Turgenev’s Virgin Soil. I have a passion for 19th-century Russian writers. Pushkin, Gogol, Goncharov, Tolstoy…
But if I had an opportunity to meet one, I would choose Turgenev. This charming writer of lyrical, philosophical novels sounds more down-to-earth than the others. If I visited him in Baden-Baden, one of his favorite cities (he preferred Europe to Russia), I could wear preppy L. L. Bean or slightly hippieish J. Jill rather than the sackcloth and ashes Tolstoy went in for.
Turgenev’s most famous novel is Fathers and Sons, a powerful story of two young nihilists, the gentle Arkady and the scientific Bazarov, and the divergence of politics between different generations.
In this little-known classic, Turgenev depicts the lives of idealistic Russian revolutionaries of the late 1860s and 1870s. The radical movement, known as populism, brought together young educated Russians with the peasants as they sought to eradicate the class difference.
The moody hero, Nezhdanov, is the bastard son of an aristocrat, and is involved in a revolutionary group in St. Petersburg. Depressed and disillusioned, he takes a job as a tutor in the country. He soon grows to despise his upper-class employers, despite the vivacity of the mistress of the house, Valentina Mihalovna. And then he falls in love with their niece, Marianna, a passionate young populist. The two young people want to make contact with the peasants, but Nezhdavov simply cannot communicate with them. Marianna remains enthusiastic, especially after they befriend a radical factory manager. Other revolutionaries include a rash upper-class man who acts too precipitately and a lonely man who becomes a traitor by talking too much. The novel combines action with philosophy and politics.
Sounds a bit like the politics of the 1960s, doesn’t it?
T. H. White’s The Goshawk. I read this only because I have read so much about Helen Macdonald’s Costa Award-winning H Is for Hawk, her memoir of training a goshawk. She was inspired partly by White’s book.
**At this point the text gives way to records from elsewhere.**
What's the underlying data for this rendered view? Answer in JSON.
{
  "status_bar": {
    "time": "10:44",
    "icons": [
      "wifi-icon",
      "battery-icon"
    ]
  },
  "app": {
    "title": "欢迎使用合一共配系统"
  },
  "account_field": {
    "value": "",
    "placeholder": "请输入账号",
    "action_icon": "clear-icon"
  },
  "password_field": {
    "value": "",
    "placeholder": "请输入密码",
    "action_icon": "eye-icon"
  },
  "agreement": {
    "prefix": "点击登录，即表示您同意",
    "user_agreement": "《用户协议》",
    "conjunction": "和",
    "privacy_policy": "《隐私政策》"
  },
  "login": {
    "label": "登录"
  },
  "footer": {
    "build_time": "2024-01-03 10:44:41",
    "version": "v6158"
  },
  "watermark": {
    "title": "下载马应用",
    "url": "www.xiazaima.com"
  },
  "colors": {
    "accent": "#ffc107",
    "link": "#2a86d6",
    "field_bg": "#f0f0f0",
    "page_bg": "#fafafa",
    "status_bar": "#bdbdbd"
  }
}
The Goshawk is the story of White’s adventures in falconry, focusing on his training of a goshawk, the wildest of all hawks.
He ordered the bird from Germany.. It arrived terrified in a basket. White named it Gos.
Although the writing is extraordinarily graceful, at first White’s account of the cruel training of Gos nauseated me. Only the splendid writing kept me going. White learned about falconry from a book published in the Renaissance. Keeping the bird awake for three to nine days until he took food from his trainer’s hand was considered more effectual than any other method. The trainer also had to keep awake.
In teaching a hawk it was useless to bludgeon the creature into submission. The raptors had no tradition of masochism, and the more one menaced or tortured them, the more they menaced in return. Wild and intransigent, it was yet necessary to “break” them somehow or other, before they could be tamed and taught. Any cruelty, being immediately resented, was worse than useless, because the bird would never bend or break to it. He possessed the last inviolable sanctuary of death. The mishandled raptor chose to die.
After White got beyond the initial stages, I became fascinated. He also discusses humane shortcuts he learned after going by the book.
He fascinatingly describes the many pitfalls in the man-bird relationship. It was one step forward, two steps back. White truly loved Gos, but Gos needed wildness. It was who Gos was.
Animal stories are always sad, are they not? This is no exception.
White is so elegant a writer, and the book is so perfectly-written that I did not take notes in it at all. And that’s a tribute to this great classic.